Andrew Hamilton, you refer to"... parents who entrusted their vulnerable children unsafely to the care of representatives of Christ's church."
How can these "representatives" be entrusted to "safely" entrust this "care" to a national insurance and compensation scheme as proposed by the Truth, Justice and Healing Council of the Catholic Church in Australia? This proposal is continuing complicity by church and state in insurance fraud into which they have been drawn for 2000 years by parents and some of their family members in general with special interests in Catholic education and pastoral care. The assertion of Vatican 11 in its "Declaration on Christian Education", 1965, 3 that "... the parents entrust some share of their duty to educate..." to "others" is what the Catechism of the Catholic Church refers to at n.2389 as: "Connected to incest..." Both the giving and receiving of this fraudulent entrustment are connected to incest. Only the inseparability of Union and Procreation found in the priest as Christ from outside the incest affected human condition being in perfect reciprocity with a perfectly married human parent can insure against this harm. It is in the keeping of the inseparability of this insuring Procreation, including education, and ensuring Union that prevents this child abuse. Oliver Clark, Job's Trust
Oliver Clark | 19 December 2013


A beautiful story but, Oh, the sadness. At least those hunted down by Herod didn't have to live with the shame and the ache of lost innocence.
john frawley | 19 December 2013


Andrew it is so very true about Christmas villains being found from within the Church.

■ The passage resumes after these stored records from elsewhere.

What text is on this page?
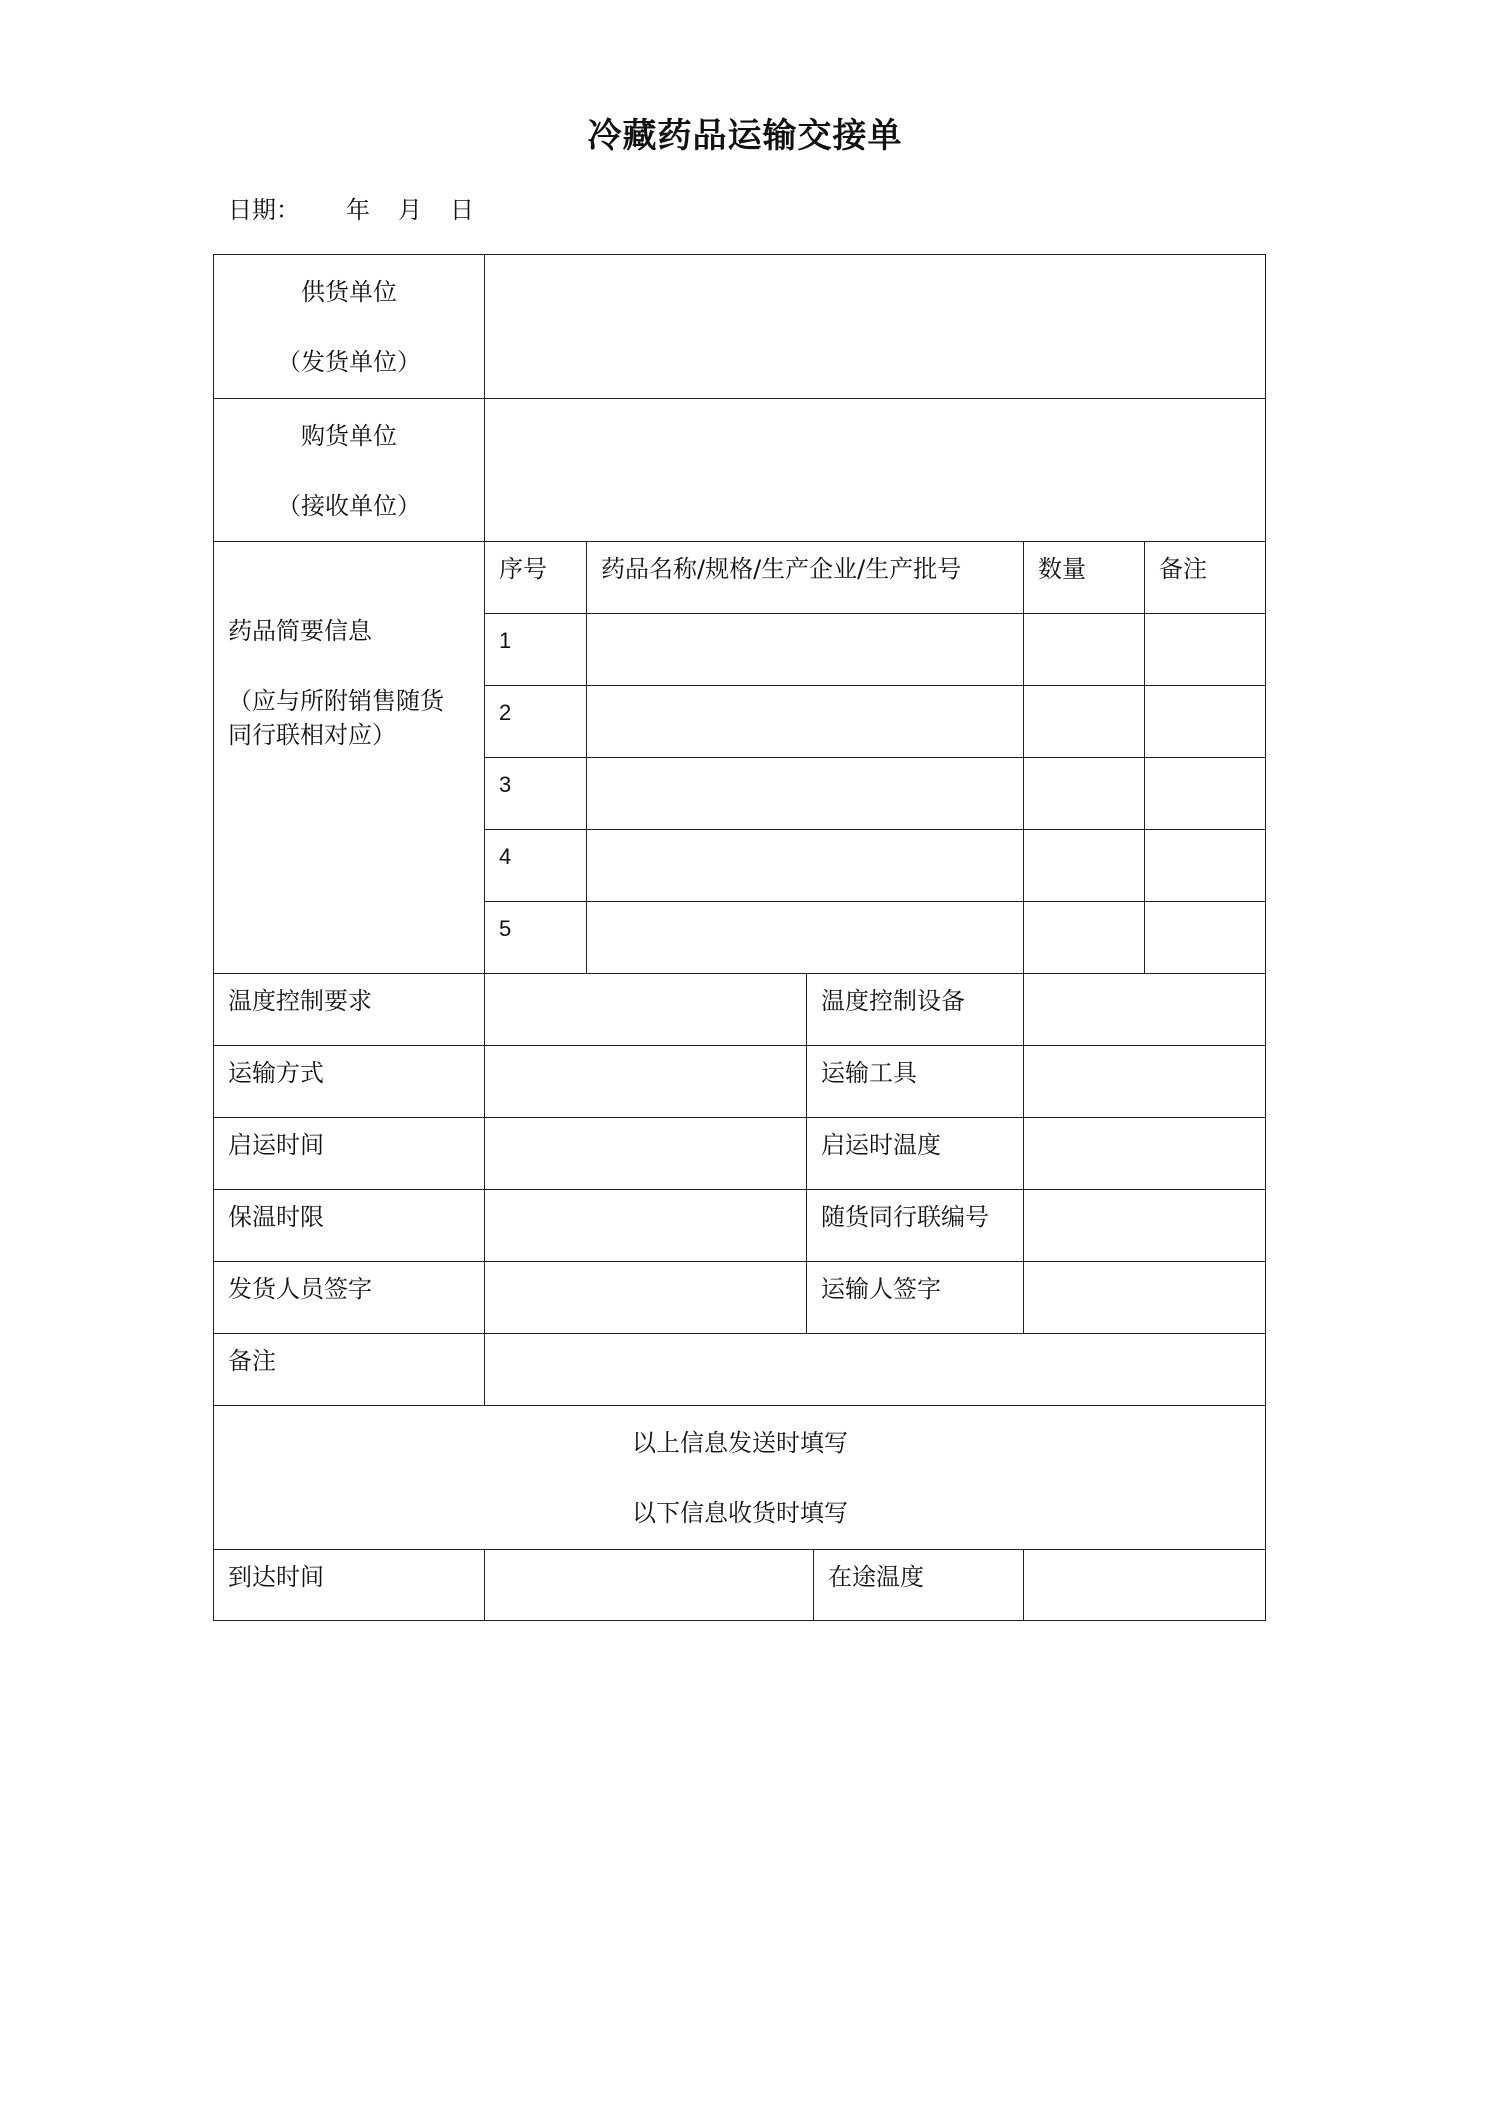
冷藏药品运输交接单
日期： 年 月 日
供货单位
（发货单位）
购货单位
（接收单位）
药品简要信息
（应与所附销售随货
同行联相对应）
序号	药品名称/规格/生产企业/生产批号	数量	备注
1
2
3
4
5
温度控制要求	温度控制设备
运输方式	运输工具
启运时间	启运时温度
保温时限	随货同行联编号
发货人员签字	运输人签字
备注
以上信息发送时填写
以下信息收货时填写
到达时间	在途温度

My everyday prayer, and not only at Christmas time, is for each individual Christian to back him or herself, in Christ, in being courageous in standing against institutional blindness everywhere we interact, including within the Church. Bearing such witness will help reverse the decline of the Church's mission of evangelisation, especially in the western nations.
Michael Webb | 19 December 2013


Thanks for your reflective piece Andrew, In 1995 Nelson Mandela opened a Children's Foundation named in his honour. His first words in his address Mandela said, "There can be no keener revelation of a society's soul than in the way it treats its children." Paradoxically it is now taking the legal arm of the vilified and demonised secular world with all its 'moral relativism' to have to drive a bulldozer through the doors of the episcopal and extended clerical leadership of that edifice and bulwark of the preserved and much guarded moral high ground, the Catholic Church. It was not only 'baby tears' Jesus was shedding at birth; it didn't stop then and it never will until profound, systemic, structural change happens at the very top and does the trickle down and when real institutional conversion replaces the tissue box, the hollow apologies and the insincere purse of silver which will never amount to the price of a soul, Let's hope that our Metropolitan Archbishops have the comfort of a very strong eschatology as they pull out the scripts from the files, mouth unctuous nostrums about the poor, homeless and disadvantaged. They might just realise that they have largely lost moral authority and that practically nobody takes much notice of them anymore.
David Timbs | 19 December 2013


It's time our Church accepted that "the claim of the Christian Gospel, of course, extends beyond survival (and) . . . that the reality of death and betrayal in their deepest forms (must be) accepted and faced down." This acceptance and facing down of the betrayal of children by the Church has not occurred. Apologies for behaviour of abusing clerics are a distraction from the Church's failure to recognise that its institutional protection of child predators was a terrible sin and crime resulting from the Church's dysfunctional, unaccountable, autocratic and non-inclusive governance. Our Church fails the values of Jesus. At this Xmas time, I hope we will all pray that Pope Francis is granted the strength to introduce fundamental renewal of the governance structures and culture of the Church.
Peter Johnstone | 19 December 2013


For a wonderfully revealing look at the history of clericalism, and the rise of Rome's supreme, ill based and often abused power go to Hans Kung's 2013 book, Can We Save the Catholic Church.